Nicoya Lifesciences
Kitchener startup’s device helps researchers study disease and develop new medicines
Kitchener startup’s device helps researchers study disease and develop new medicines
KITCHENER — Ryan Denomme pursues cutting edge science from inside an old factory building where his grandmother used to work.
Denomme is the co-founder and chief executive officer of Nicoya Lifesciences, which recently launched the second version of its desktop device that measures interactions between some of the most important building blocks in the human body — proteins.
Proteins are one or two nanometres wide, and responsible for building and operating human organs. A nanometre is one billionth of a metre. Seeing how proteins interact with other proteins is critical to understanding how a disease progresses, and whether a new medication is effective.
Last month, Nicoya launched a new version of the sensitive and complex device for measuring those interactions. Earlier this year, it raised $2 million in a second round of financing.
The startup, founded in 2012, now employs 30 people who work out of second-floor offices inside the former Boehmer Box building at 283 Duke St. W.
“We have a pretty extensive road map of products and technologies that we are working on,” said Denomme. “We have been around for six years now, but it feels like we are just getting started — what we are going to be doing in the next couple of years is pretty exciting.”
Engineers from the fields of nanotechnology, spectrometry, software, hardware and electrical are needed to build the device, known as OpenSPR. The first version, launched in 2015, is used in 25 countries by scientists studying disease, developing new medicines and making new vaccines, said Denomme.
“We have had a number of our customers publish their breakthroughs in peer-reviewed scientific journals.

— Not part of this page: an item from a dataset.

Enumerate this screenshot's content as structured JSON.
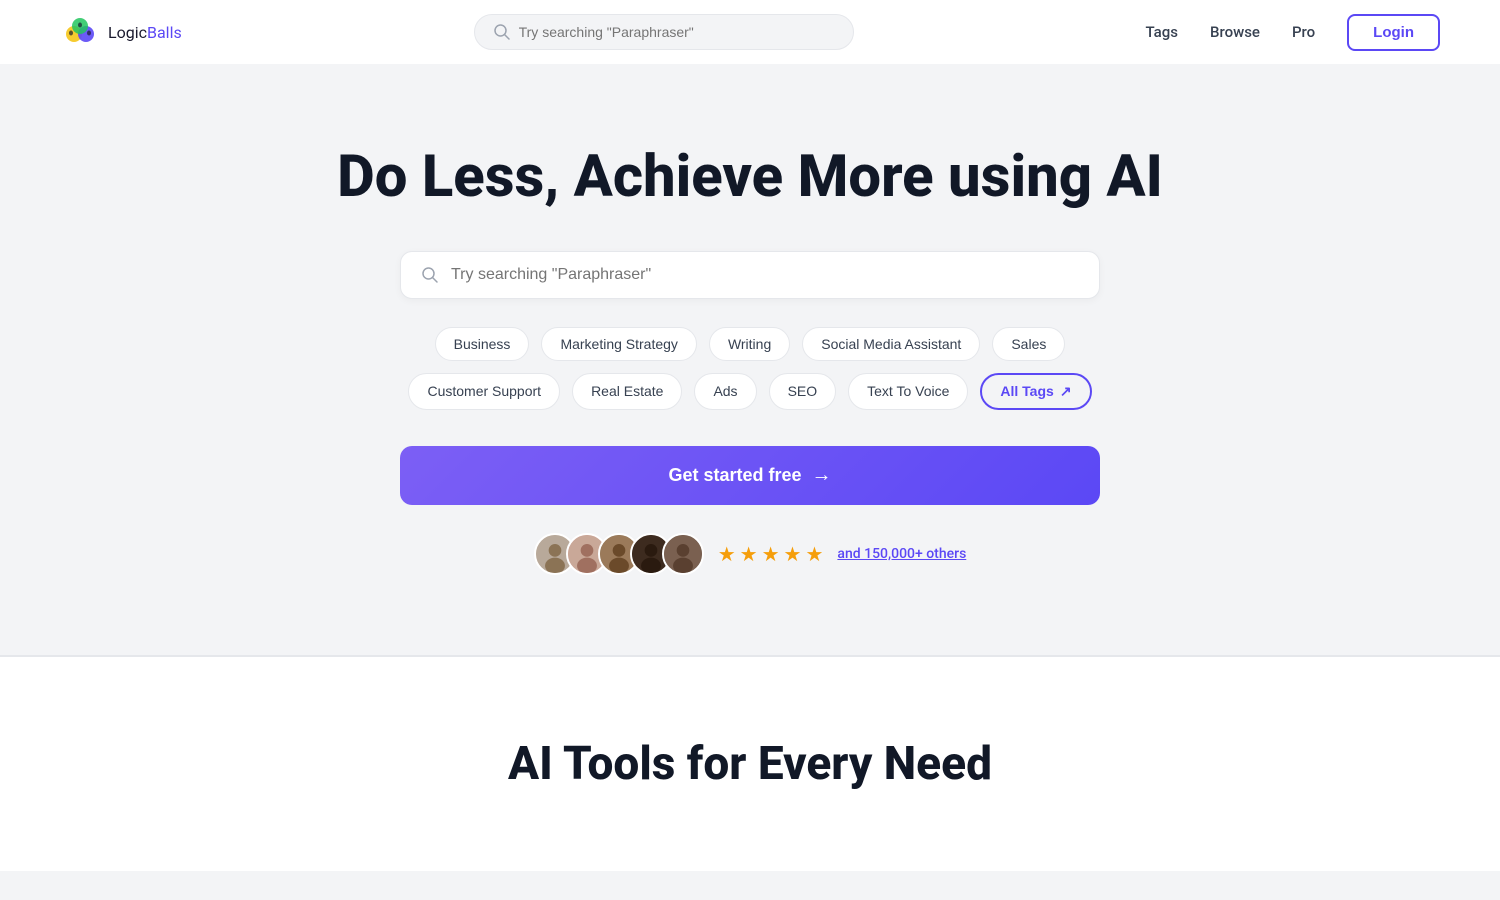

That has been really, really exciting to see,” he said. “Literally, our mission as a company is to extend human life.”
In the past, scientists spent hundreds of thousands of dollars on instruments to see how proteins are interacting, or they paid to have their samples analyzed at a larger laboratory. The benchtop device developed by Nicoya sells for less.
Using Nicoya’s technology, scientists can quickly see on their laptop screens how molecules in a new medication are binding with the proteins in the human body that are spreading a disease.
“We feel like we are this behind-the-scenes group that is just helping the researchers to get to the next stage, get to that big discovery faster than they could have if we didn’t exist,” said Denomme.
A syringe containing a new medication is injected into the machine. A complex series of valves and pumps moves that sample over a glass slide where the startup’s nanotechnology is located. As light particles move through the slide, the hardware and software interpret the changes in the light to track how the proteins are interacting.
The nanotechnology on the glass slide is key to building an affordable, compact device for scientists.
“Everything from building the electronics, designing the circuits, writing the embedded software, writing the application software, all the surface chemistry, all the nanofabrication, we do everything in house, “said Denomme.
“All the mechanical design, the optical design, we do all that here,” he added.
Denomme said materials scientists are also using the technology to develop new polymers and coatings.